Interesting how a "Strike" by labor is considered a crime by people who want a "Strike" by engineers/managers, whatever...
Proves how hollow this Rand stuff is. Years back they were talking about "Going Galt" like when Obama was elected. Didn't see ONE of them doing it, they just kept working their increasingly unrewarding jobs that because they managed to sit through more college and/or kiss up/kick down harder happen to pay more, more afraid than the Peons of getting "Laid off".
What really PO's me about them is that they are infecting the "SeaStead"/"Micronation" movement since I suppose it's "Going Galt" at last and perhaps they want to prove "BioShock" wrong. And these are the people who if they get in that movement will fill it with "Zoning Laws" and all sorts of other garbage that becomes Fascism by the will/complaints of others. In RL they are the ones that harass neighbors by continual complaints to the city, such as getting farmers FINED again and again to harass them away so their yuppie condo can get it's property value raised or ban skateboards/scooters. They only care about their own personal freedom.
Well, there you have it, dude. Rich people can't go to heaven! Of course, that includes all your liberal heroes in Hollywood and the moron in chief, who also owns a $5M mansion in Chicago. (It's a fact. Look it up.)

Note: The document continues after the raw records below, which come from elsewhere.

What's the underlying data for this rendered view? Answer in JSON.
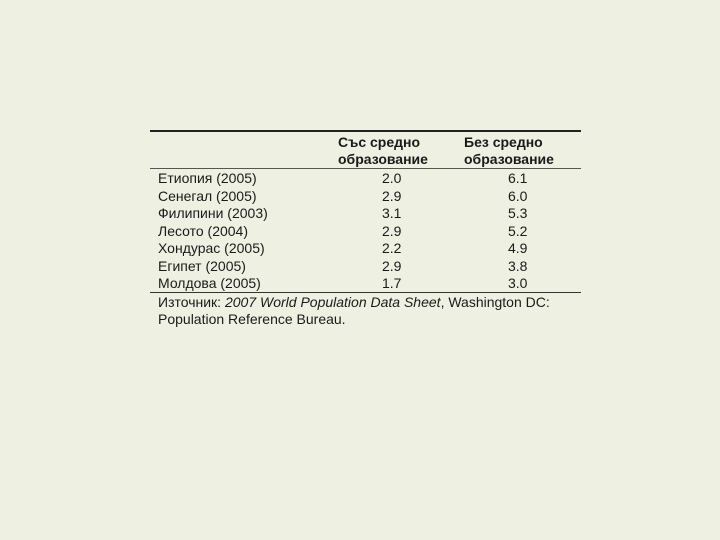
{
  "table": {
    "header": {
      "col1": [
        "Със средно",
        "образование"
      ],
      "col2": [
        "Без средно",
        "образование"
      ]
    },
    "rows": [
      {
        "country": "Етиопия (2005)",
        "with_secondary": "2.0",
        "without_secondary": "6.1"
      },
      {
        "country": "Сенегал (2005)",
        "with_secondary": "2.9",
        "without_secondary": "6.0"
      },
      {
        "country": "Филипини (2003)",
        "with_secondary": "3.1",
        "without_secondary": "5.3"
      },
      {
        "country": "Лесото (2004)",
        "with_secondary": "2.9",
        "without_secondary": "5.2"
      },
      {
        "country": "Хондурас (2005)",
        "with_secondary": "2.2",
        "without_secondary": "4.9"
      },
      {
        "country": "Египет (2005)",
        "with_secondary": "2.9",
        "without_secondary": "3.8"
      },
      {
        "country": "Молдова (2005)",
        "with_secondary": "1.7",
        "without_secondary": "3.0"
      }
    ],
    "source": {
      "prefix": "Източник: ",
      "title": "2007 World Population Data Sheet",
      "suffix": ", Washington DC: Population Reference Bureau."
    }
  }
}
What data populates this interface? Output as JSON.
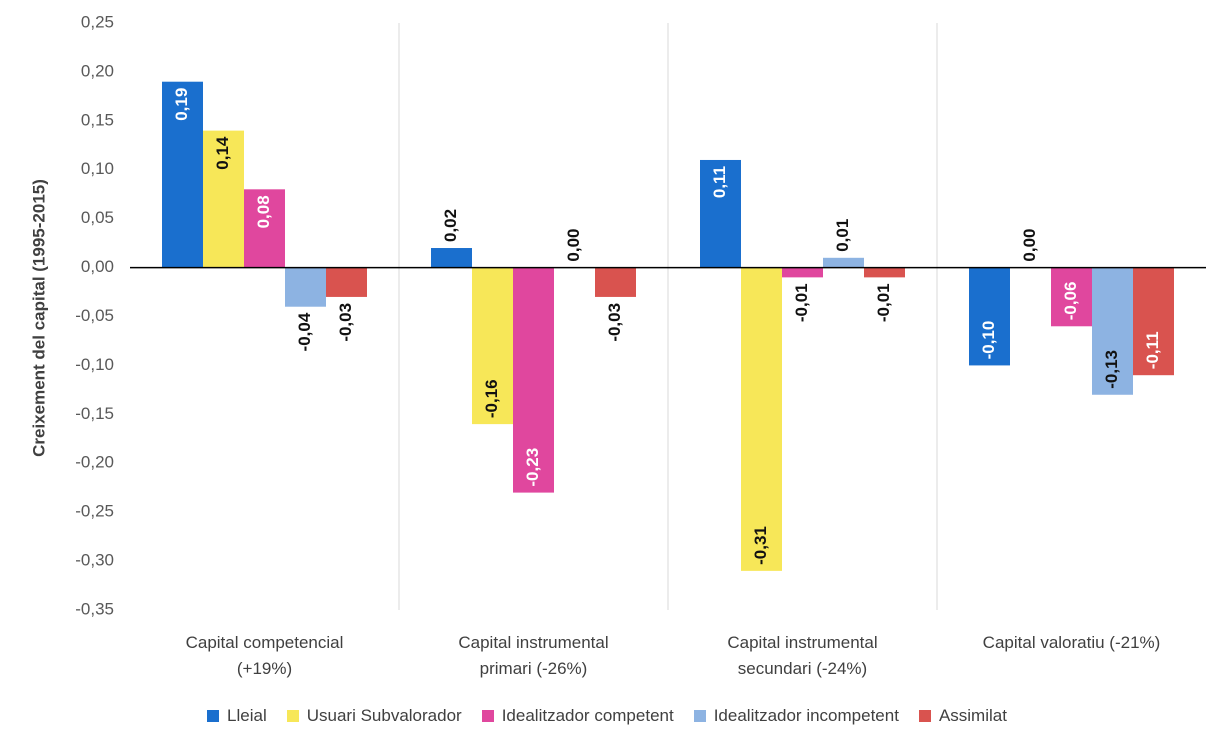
{
  "chart_data": {
    "type": "bar",
    "y_axis_label": "Creixement del capital (1995-2015)",
    "categories": [
      "Capital competencial\n(+19%)",
      "Capital instrumental\nprimari (-26%)",
      "Capital instrumental\nsecundari (-24%)",
      "Capital valoratiu (-21%)"
    ],
    "series": [
      {
        "name": "Lleial",
        "color": "#1a6fce",
        "values": [
          0.19,
          0.02,
          0.11,
          -0.1
        ],
        "value_labels": [
          "0,19",
          "0,02",
          "0,11",
          "-0,10"
        ]
      },
      {
        "name": "Usuari Subvalorador",
        "color": "#f7e758",
        "values": [
          0.14,
          -0.16,
          -0.31,
          0.0
        ],
        "value_labels": [
          "0,14",
          "-0,16",
          "-0,31",
          "0,00"
        ]
      },
      {
        "name": "Idealitzador competent",
        "color": "#e0479e",
        "values": [
          0.08,
          -0.23,
          -0.01,
          -0.06
        ],
        "value_labels": [
          "0,08",
          "-0,23",
          "-0,01",
          "-0,06"
        ]
      },
      {
        "name": "Idealitzador incompetent",
        "color": "#8db3e2",
        "values": [
          -0.04,
          0.0,
          0.01,
          -0.13
        ],
        "value_labels": [
          "-0,04",
          "0,00",
          "0,01",
          "-0,13"
        ]
      },
      {
        "name": "Assimilat",
        "color": "#d9534f",
        "values": [
          -0.03,
          -0.03,
          -0.01,
          -0.11
        ],
        "value_labels": [
          "-0,03",
          "-0,03",
          "-0,01",
          "-0,11"
        ]
      }
    ],
    "ylim": [
      -0.35,
      0.25
    ],
    "yticks": [
      {
        "value": -0.35,
        "label": "-0,35"
      },
      {
        "value": -0.3,
        "label": "-0,30"
      },
      {
        "value": -0.25,
        "label": "-0,25"
      },
      {
        "value": -0.2,
        "label": "-0,20"
      },
      {
        "value": -0.15,
        "label": "-0,15"
      },
      {
        "value": -0.1,
        "label": "-0,10"
      },
      {
        "value": -0.05,
        "label": "-0,05"
      },
      {
        "value": 0,
        "label": "0,00"
      },
      {
        "value": 0.05,
        "label": "0,05"
      },
      {
        "value": 0.1,
        "label": "0,10"
      },
      {
        "value": 0.15,
        "label": "0,15"
      },
      {
        "value": 0.2,
        "label": "0,20"
      },
      {
        "value": 0.25,
        "label": "0,25"
      }
    ],
    "legend": "bottom"
  }
}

Also, the Bible does say we should impart our substance to the poor. Every study done in the last 20 years shows conservatives have a far better record for that than do liberals. What the Bible does NOT say is that 'charity' is defined as a government taking away your property (by force, if necessary), losing much of it in a ridiculously bloated bureaucracy, using much of it to buy constituents, and doling out whatever's left to some folks who actually need it, and a bunch of clever ones who don't.
BTW, "exclusive gated communities"...look up where Jeremiah Wright went to live after President Spend-a-Lot threw him under the bus.
Jesus told the rich man to "sell all you have and give to the poor." He also said that it is as hard for a rich man to enter the Kingdom of Heaven as it is for a camel to pass through the eye of a needle.
In addition, his parable of Lazarus and Dives makes it clear what is expected of the rich, and what happens to those rich people who act like Ayn Rand, who incidentally hated Christianity.
Conservatives do not worship God. They are using the name of Christ to promote their own vain, evil, and greedy purposes. They exploit the poor and disenfranchised.
They may run to exclusive gated communities, but like the sinner man in the African American spiritual, they cannot escape the Judgment of God.
Sorry to ruin your stereotyping, but plenty of liberals who believe in god. They just don't try to force it on everyone else.